Ausgehend von den dargestellten Grundsätzen und den vom Erstgericht getroffenen Feststellungen ist in der Auffassung der Vorinstanzen, dass die vom Fußballplatz ausgehenden Geräusche als ortsüblich anzusehen sind, keine vom OGH im Interesse der Rechtssicherheit aufzugreifende Fehlbeurteilung zu erblicken. Dabei ist zu berücksichtigen, dass bereits seit den 1950er Jahren auf der betreffenden Fläche Fußball gespielt wird, sodass hinsichtlich der dadurch entstehenden Geräusche, insbesondere der Schreie der Spieler, wodurch ebenfalls Pegelspitzen von bis zu 57 dB auftreten, bereits von Ortsüblichkeit auszugehen ist.
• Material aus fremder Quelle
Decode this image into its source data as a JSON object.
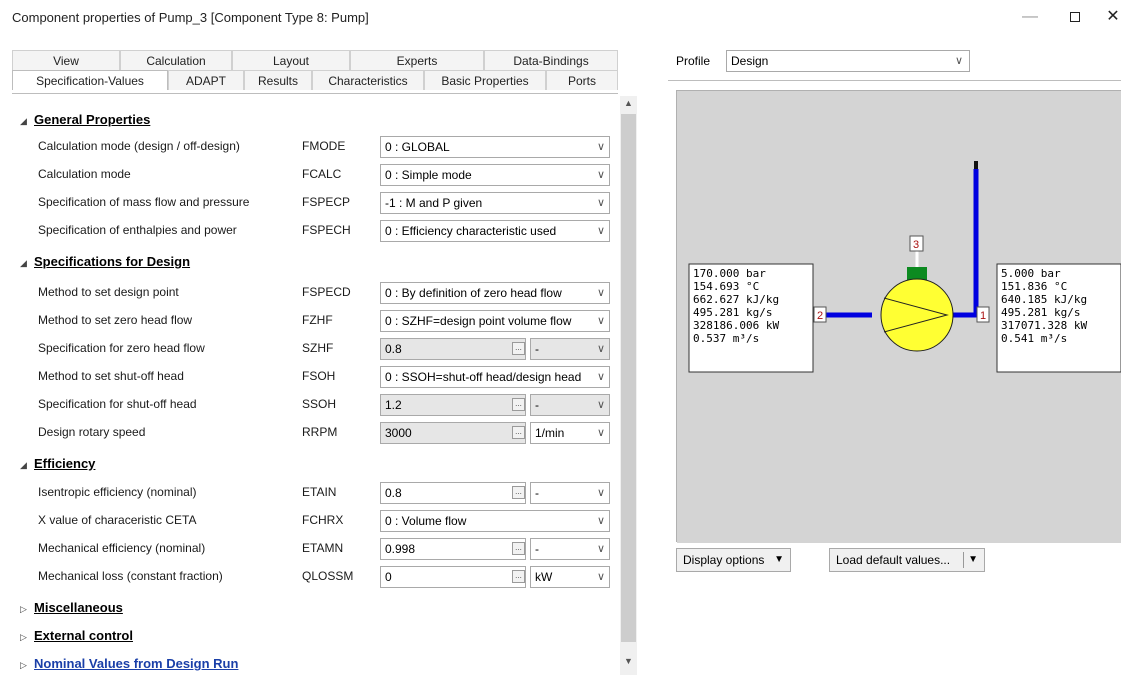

Außerdem muss es iSd zitierten Rsp als vorhersehbar angesehen werden, dass ein zunächst provisorisch eingerichteter Fußballplatz nach und nach durch Errichtung von Toren und in der Folge durch Errichtung von Abgrenzungen zum Schutz vorbeigehender Fußgänger ausgebaut und dadurch eine allmählich verstärkte Frequentierung bewirkt wird. Was das von den klagenden Parteien monierte Fehlen von Zwischenplättchen anlangt, ist auf das Ergebnis des Sachverständigengutachtens zu verweisen, wonach nicht prognostiziert werden könne, ob eine Erneuerung eine merkbare Geräuschverringerung brächte.

 

Entgegen der Auffassung der Revisionswerber steht die Entscheidung des Berufungsgerichts auch nicht im Widerspruch zur Entscheidung 5 Ob 65/03z. In dieser Entscheidung hat der OGH ausdrücklich darauf hingewiesen, dass sich die von einem Tennisplatz ausgehenden Störungen nicht mit Störungen vergleichen lassen, wie sie mit der Ausübung anderer Sportarten einhergehen. Dabei verwies der OGH ausdrücklich auf vom Tennisplatz aufgewirbelten Sand. Aus dieser Entscheidung ist daher schon mangels Vergleichbarkeit des Sachverhalts für den vorliegenden Fall nichts abzuleiten.